Gedurende de reis werd Fija wel steeds meer vermoeid en zwakker, maar de Heer hield haar geheel vrij van pijn en ze hoefde dan ook helemaal geen pijnstillers in te nemen.
De morgen nadat we in Desert Hot Springs waren aangekomen hadden Fija en ik in de tuin tussen de sinaasappelbomen gelopen. Daarna was ze een poosje op bed gaan liggen omdat ze zo moe was en terwijl zij rustte stond ik in het kantoor van onze vriend Bill. Hij had Dr. Contreras aan de lijn in Tijuana in Mexico. Fija werd de volgende dag, woensdag, 's morgens om tien uur in het ziekenhuis verwacht voor een gesprek met de dokter om te kunnen zien wat de eventuele mogelijkheden van behandeling waren. Het werd duidelijk dat Fija opgenomen moest worden. Daar hadden we helemaal niet op gerekend. We hadden verwacht dat we bij andere vrienden, Piet en Lani Verboom en hun dochter Julie die niet zo ver van de
Mexicaanse grens wonen, zouden kunnen logeren en dan dagelijks voor de behandelingen heen en weer zouden kunnen rijden naar het ziekenhuis. Dat bleek dus niet mogelijk te zijn en daardoor werd alles wel een heel stuk duurder. Als er niets extra's bij zou komen zou het alles bij elkaar zo'n $ 15.000,00 gaan kosten .... Daar stond ik dan met een Nederlandse credit card goed voor 5.000,00 gulden, De dollar stond in die tijd gelukkig wel heel erg laag maar 15.000,= 'bucks' was op dat moment altijd nog ongeveer 25.000,=
gulden! Wat konden we anders doen dan ook dit in de handen van de Heer leggen en het van Hem alleen te verwachten? Later, na onze thuiskomst zouden we ontdekken dat we een fax hadden gemist. Net na ons vertrek was er een fax binnengekomen waar in stond dat we bij aankomst in het hospitaal een borgsom moesten storten ter grootte van 50% van de vermoedelijke verpleegkosten. Gelukkig was deze fax niet op tijd binnengekomen. Hadden we hem op tijd ontvangen dan hadden we nooit de moed gehad om te gaan, omdat we niet zeker wisten of de verzekering dit allemaal wel zou betalen.

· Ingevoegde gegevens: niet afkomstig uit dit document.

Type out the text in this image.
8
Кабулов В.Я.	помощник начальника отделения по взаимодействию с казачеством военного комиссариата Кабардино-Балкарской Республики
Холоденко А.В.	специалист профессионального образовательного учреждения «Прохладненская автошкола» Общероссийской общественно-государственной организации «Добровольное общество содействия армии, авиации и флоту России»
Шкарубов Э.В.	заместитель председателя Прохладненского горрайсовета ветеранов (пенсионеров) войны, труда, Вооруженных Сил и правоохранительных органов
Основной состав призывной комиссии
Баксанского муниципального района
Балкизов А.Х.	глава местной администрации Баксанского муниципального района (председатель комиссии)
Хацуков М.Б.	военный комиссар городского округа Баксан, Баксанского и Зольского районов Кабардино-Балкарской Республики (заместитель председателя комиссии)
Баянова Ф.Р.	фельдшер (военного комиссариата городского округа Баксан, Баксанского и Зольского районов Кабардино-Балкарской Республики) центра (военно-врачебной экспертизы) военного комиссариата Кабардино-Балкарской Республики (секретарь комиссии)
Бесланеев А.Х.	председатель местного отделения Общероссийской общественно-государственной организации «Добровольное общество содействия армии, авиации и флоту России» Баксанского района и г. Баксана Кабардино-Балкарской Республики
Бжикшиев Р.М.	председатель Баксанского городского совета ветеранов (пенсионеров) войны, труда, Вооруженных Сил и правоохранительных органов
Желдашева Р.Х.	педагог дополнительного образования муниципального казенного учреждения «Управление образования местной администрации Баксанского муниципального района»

Die middag reden we alvast naar onze vrienden, Piet en Lanie in Pala, die enkele uren rijden van de Mexicaanse grens wonen, zodat Fija de volgende dag niet zo lang in de auto behoefde te zitten. Dan zou ze ook niet zo vreselijk moe in het ziekenhuis aankomen. De reis Van Desert Hot Springs naar Pala duurde ongeveer vier uur en onderweg kreeg Fija steeds meer pijn. We waren dan ook erg blij toen we er uiteindelijk arriveerden. Het was heel fijn om bij de familie Verboom te zijn. Ze waren een maand of tien eerder bij ons in Eindhoven geweest, en ook in voorliggende jaren hadden we hen regelmatig in Nederland ontmoet. Natuurlijk waren we allemaal enigszins bedrukt vanwege de reden van deze reis. Maar ondanks de ernstige omstandigheden was het een bijzonder fijn weerzien. Die avond hebben we grotendeels zingend doorgebracht waarbij Lanie op de gitaar en de viool speelde. Wat een blijdschap en vreugde hebben we die avond ervaren. We gingen vroeg naar bed. Fija was die avond heel erg moe, maar ze vond het zo fijn om al die liederen te zingen dat ze er tot het einde bij bleef. Die avond had ze wel een pilletje nodig tegen de pijn en had ze een onrustige nacht waarin ze telkens wakker werd. Dat zal ook te maken hebben gehad met de reis naar Mexico en de opname in het ziekenhuis in dat vreemde land. We hadden spannende weken voor de boeg.